Le sort des musulmans n'est guère meilleur. En 1499, l'archevêque de Tolède Cisneros, qui a obtenu entretemps la pourpre cardinalice, convainc les Rois catholiques d'en finir avec eux et de les convertir de force, contre l'avis de l'archevêque de Grenade Hernando de Talavera.
Les habitants de Grenade sont rassemblés sur la place publique, aspergés d'eau bénite et dès lors considérés comme baptisés. Ceux qui refusent ouvertement leur nouvelle condition sont expulsés du pays comme les juifs une décennie plus tôt. À Albaicín, en 1502, une tentative de révolte est violemment réprimée par le comte de Tendilla, vice-roi de Grenade.

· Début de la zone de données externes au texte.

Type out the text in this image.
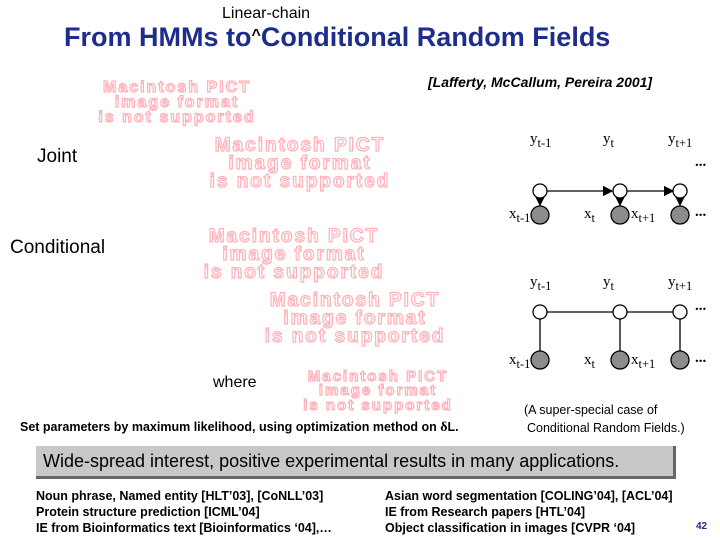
Linear-chain
From HMMs to^Conditional Random Fields
[Lafferty, McCallum, Pereira 2001]
Macintosh PICT
image format
is not supported
Macintosh PICT
image format
is not supported
Macintosh PICT
image format
is not supported
Macintosh PICT
image format
is not supported
Macintosh PICT
image format
is not supported
Joint
Conditional
where
$y_{t-1}$	$y_t$	$y_{t+1}$
...
$x_{t-1}$	$x_t$ $x_{t+1}$	...
$y_{t-1}$	$y_t$	$y_{t+1}$
...
$x_{t-1}$	$x_t$ $x_{t+1}$	...
Set parameters by maximum likelihood, using optimization method on δL.
(A super-special case of
Conditional Random Fields.)
Wide-spread interest, positive experimental results in many applications.
Noun phrase, Named entity [HLT’03], [CoNLL’03]
Protein structure prediction [ICML’04]
IE from Bioinformatics text [Bioinformatics ‘04],…
Asian word segmentation [COLING’04], [ACL’04]
IE from Research papers [HTL’04]
Object classification in images [CVPR ‘04]	42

Beaucoup de musulmans choisissent de rester sur place et de pratiquer leur foi en secret. Ces faux convertis, appelés Morisques, seront expulsés un siècle plus tard, en 1609, dans des conditions dramatiques, à l'initiative du duc de Lerma, conseiller du roi. Ces expulsions successives vont parachever l'unité religieuse de la péninsule mais aussi priver le pays d'éléments dynamiques et l'entraîner dans un irrépressible déclin.
En attendant, heureuse de sa victoire sur les Maures de Grenade, Isabelle se rend disponible pour de nouvelles conquêtes. C'est ainsi qu'elle reçoit Christophe Colomb dans son camp de Santa Fé, près de Grenade, et soutient son projet démentiel de rejoindre l'Asie des épices en traversant l'océan Atlantique.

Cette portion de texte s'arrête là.